- Chances of new target approval have risen, according to Valor
- Central bank stepped up support for currency with auctions
Brazil’s real rose ahead of a planned vote in congress on the country’s fiscal target and as the central bank stepped up support for the currency.
The real climbed 0.9 percent to 3.6992 per U.S. dollar Tuesday. The government is working to gather support among lawmakers to guarantee approval of a change to this year’s fiscal target and next year’s budget guidelines ahead of a vote that could happen as early as Tuesday, Valor Economico reported. The chances of approval have improved, the newspaper said.
"Consensus among the Brazilian government and lawmakers should be supportive for the currency as long as there is no deterioration on the fiscal accounts," said Georgette Boele, an Amsterdam-based strategist at ABN Amro Bank NV.
Brazil’s central bank also added support for the real by holding two extraordinary auctions totaling as much as $500 million in foreign-exchange credit lines to boost dollar liquidity. That’s in addition to its regular daily auctions of foreign-exchange swaps.
Chinese conglomerate HNA Group Co. agreed to pay 1.7 billion reais ($455 million) for a stake in Azul Linhas Aereas Brasileiras SA. HNA will become the biggest individual shareholder of Azul, owning a 24 percent stake, and will have a seat in the board of Brazil’s third-largest airline by market share, the companies said in a statement Tuesday.
The real may get a boost as Brazilian assets lure foreign buyers, Joao Paulo de Gracia Correa, a foreign-exchange manager at SLW Corretora de Valores, said from Curitiba, Brazil.
"This money flow will come to Brazil at some point and some investors position themselves ahead of that," Correa said. "With Brazilian assets getting cheaper in dollar terms, there is also expectation that more M&A deals with foreign players will take place soon."
The currency rebounded after earlier declining as much as 0.3 percent following reports that Turkish forces on the Syrian border shot down a Russian warplane, damping appetite for riskier emerging-marking assets. Turkey said the pilots of the Russian jet ignored repeated warnings that it was violating Turkish airspace. Russia’s Defense Ministry denied that the aircraft had ever left Syrian airspace, while President Vladimir Putin accused Turkey of stabbing Russia in the back, warning of “very serious consequences” for relations.
"There was some negative spillover on sentiment from these geopolitical matters earlier, but now emerging-market currencies are shrugging off” concerns and recovering, Boele said.

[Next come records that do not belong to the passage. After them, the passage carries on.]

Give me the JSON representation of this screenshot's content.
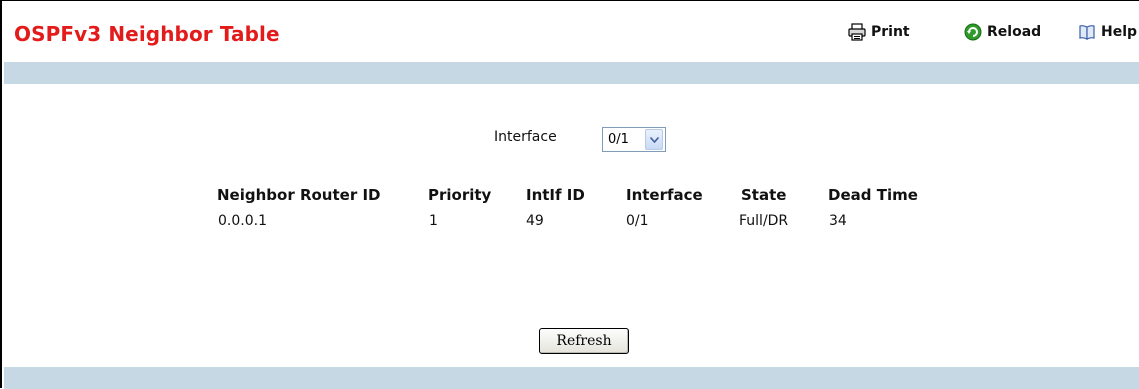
{
  "page": {
    "title": "OSPFv3 Neighbor Table"
  },
  "toolbar": {
    "print_label": "Print",
    "reload_label": "Reload",
    "help_label": "Help"
  },
  "filter": {
    "label": "Interface",
    "selected": "0/1"
  },
  "table": {
    "columns": [
      "Neighbor Router ID",
      "Priority",
      "IntIf ID",
      "Interface",
      "State",
      "Dead Time"
    ],
    "rows": [
      [
        "0.0.0.1",
        "1",
        "49",
        "0/1",
        "Full/DR",
        "34"
      ]
    ]
  },
  "actions": {
    "refresh_label": "Refresh"
  }
}
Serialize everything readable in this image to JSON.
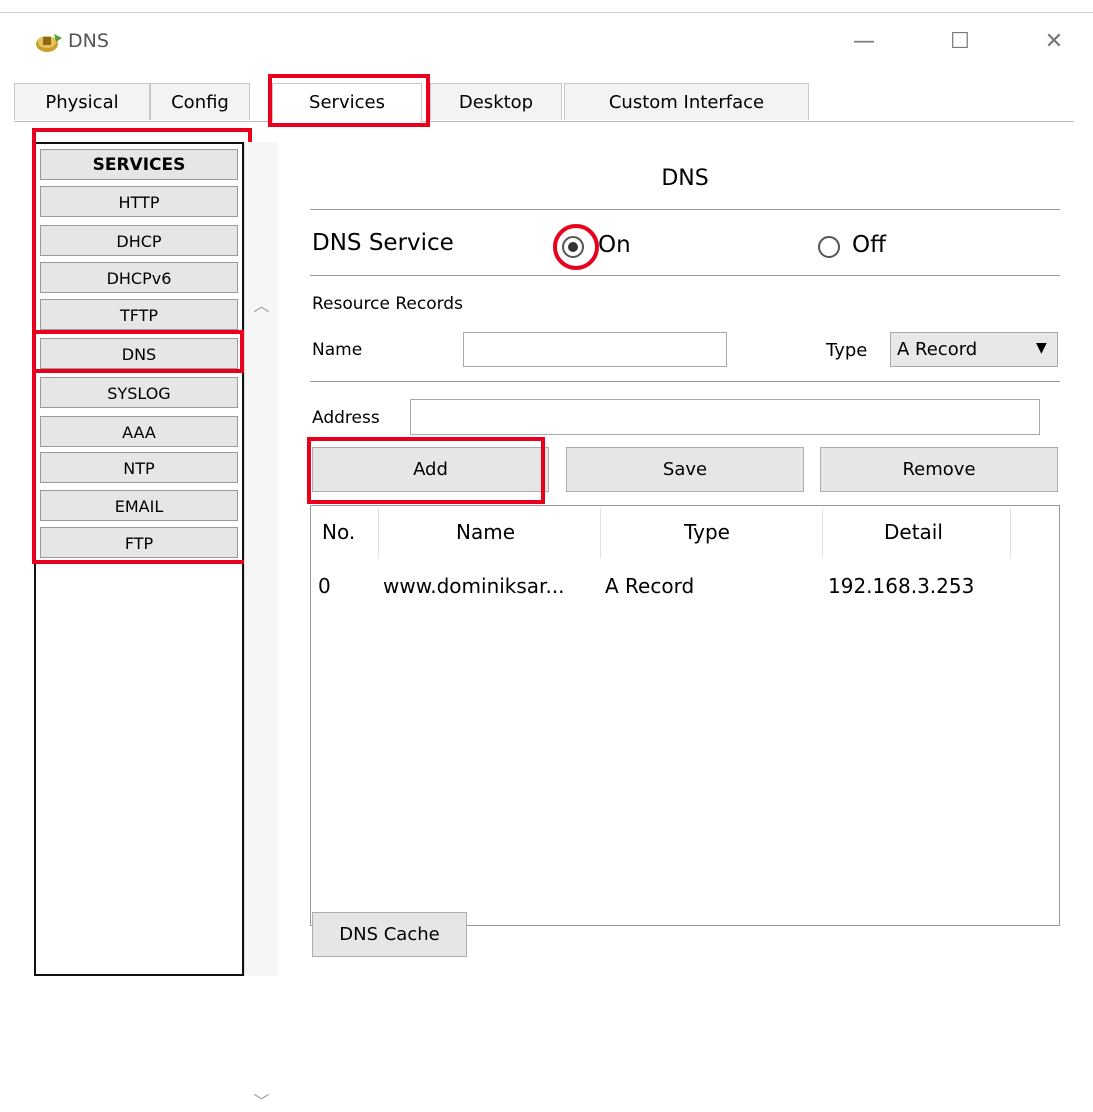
{
  "window": {
    "title": "DNS",
    "controls": {
      "minimize": "—",
      "maximize": "☐",
      "close": "✕"
    }
  },
  "tabs": [
    "Physical",
    "Config",
    "Services",
    "Desktop",
    "Custom Interface"
  ],
  "active_tab": "Services",
  "services": {
    "header": "SERVICES",
    "items": [
      "HTTP",
      "DHCP",
      "DHCPv6",
      "TFTP",
      "DNS",
      "SYSLOG",
      "AAA",
      "NTP",
      "EMAIL",
      "FTP"
    ],
    "selected": "DNS"
  },
  "dns": {
    "heading": "DNS",
    "service_label": "DNS Service",
    "on_label": "On",
    "off_label": "Off",
    "service_state": "On",
    "resource_records_label": "Resource Records",
    "name_label": "Name",
    "name_value": "",
    "type_label": "Type",
    "type_value": "A Record",
    "address_label": "Address",
    "address_value": "",
    "buttons": {
      "add": "Add",
      "save": "Save",
      "remove": "Remove"
    },
    "table": {
      "columns": [
        "No.",
        "Name",
        "Type",
        "Detail"
      ],
      "rows": [
        {
          "no": "0",
          "name": "www.dominiksar...",
          "type": "A Record",
          "detail": "192.168.3.253"
        }
      ]
    },
    "cache_button": "DNS Cache"
  },
  "colors": {
    "highlight": "#e8001c",
    "button_bg": "#e6e6e6"
  }
}
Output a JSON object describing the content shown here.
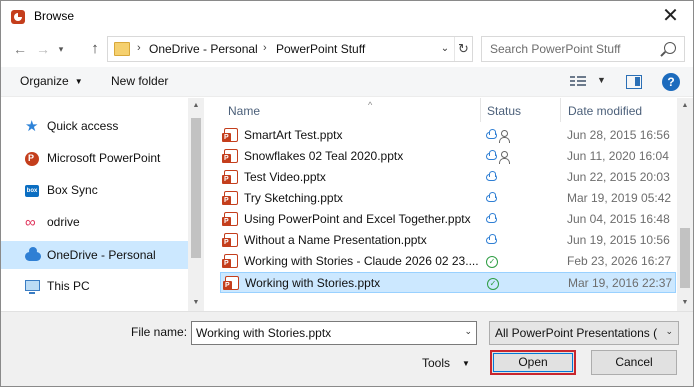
{
  "window": {
    "title": "Browse",
    "close_glyph": "✕"
  },
  "address": {
    "crumbs": [
      "OneDrive - Personal",
      "PowerPoint Stuff"
    ],
    "separator": "›"
  },
  "search": {
    "placeholder": "Search PowerPoint Stuff"
  },
  "toolbar": {
    "organize": "Organize",
    "new_folder": "New folder",
    "help": "?"
  },
  "sidebar": {
    "items": [
      {
        "label": "Quick access",
        "icon": "quick-access-star-icon"
      },
      {
        "label": "Microsoft PowerPoint",
        "icon": "powerpoint-icon"
      },
      {
        "label": "Box Sync",
        "icon": "box-icon"
      },
      {
        "label": "odrive",
        "icon": "odrive-icon"
      },
      {
        "label": "OneDrive - Personal",
        "icon": "onedrive-cloud-icon",
        "selected": true
      },
      {
        "label": "This PC",
        "icon": "computer-icon"
      }
    ]
  },
  "columns": {
    "name": "Name",
    "status": "Status",
    "date": "Date modified"
  },
  "files": [
    {
      "name": "SmartArt Test.pptx",
      "status": "cloud-shared",
      "date": "Jun 28, 2015 16:56"
    },
    {
      "name": "Snowflakes 02 Teal 2020.pptx",
      "status": "cloud-shared",
      "date": "Jun 11, 2020 16:04"
    },
    {
      "name": "Test Video.pptx",
      "status": "cloud",
      "date": "Jun 22, 2015 20:03"
    },
    {
      "name": "Try Sketching.pptx",
      "status": "cloud",
      "date": "Mar 19, 2019 05:42"
    },
    {
      "name": "Using PowerPoint and Excel Together.pptx",
      "status": "cloud",
      "date": "Jun 04, 2015 16:48"
    },
    {
      "name": "Without a Name Presentation.pptx",
      "status": "cloud",
      "date": "Jun 19, 2015 10:56"
    },
    {
      "name": "Working with Stories - Claude 2026 02 23....",
      "status": "synced",
      "date": "Feb 23, 2026 16:27"
    },
    {
      "name": "Working with Stories.pptx",
      "status": "synced",
      "date": "Mar 19, 2016 22:37",
      "selected": true
    }
  ],
  "footer": {
    "file_name_label": "File name:",
    "file_name_value": "Working with Stories.pptx",
    "file_type": "All PowerPoint Presentations (*",
    "tools": "Tools",
    "open": "Open",
    "cancel": "Cancel"
  },
  "colors": {
    "selection": "#cce8ff",
    "open_highlight": "#c8262d",
    "accent": "#0078d7"
  }
}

In Brazil, President Dilma Rousseff will try to win approval for a bill to revive a tax on financial transactions, known as the CPMF, and include it in next year’s budget bill. Public-opinion polls show the majority of Brazilians oppose the levy, as do leading political parties.
Swap rates on the contract maturing in January 2017, a measure of expectations for interest-rate moves, advanced 0.12 percentage point to 15.19 percent. Investors expect Brazil’s central bank to leave the benchmark Selic rate unchanged at 14.25 percent when it meets this week, in line with analysts surveyed by Bloomberg.
Traders expect changes in the central bank’s policy statement after the two-day meeting that starts Tuesday, Marcelo Schmitt, portfolio manager at Sul America Investimentos, said from Sao Paulo.
"The situation is difficult for the central bank," Schmitt said. "Inflation expectations are getting worse by the day and the recession is deepening. The central bank should acknowledge that it is more concerned about inflation, its statement should come with a more hawkish tone.”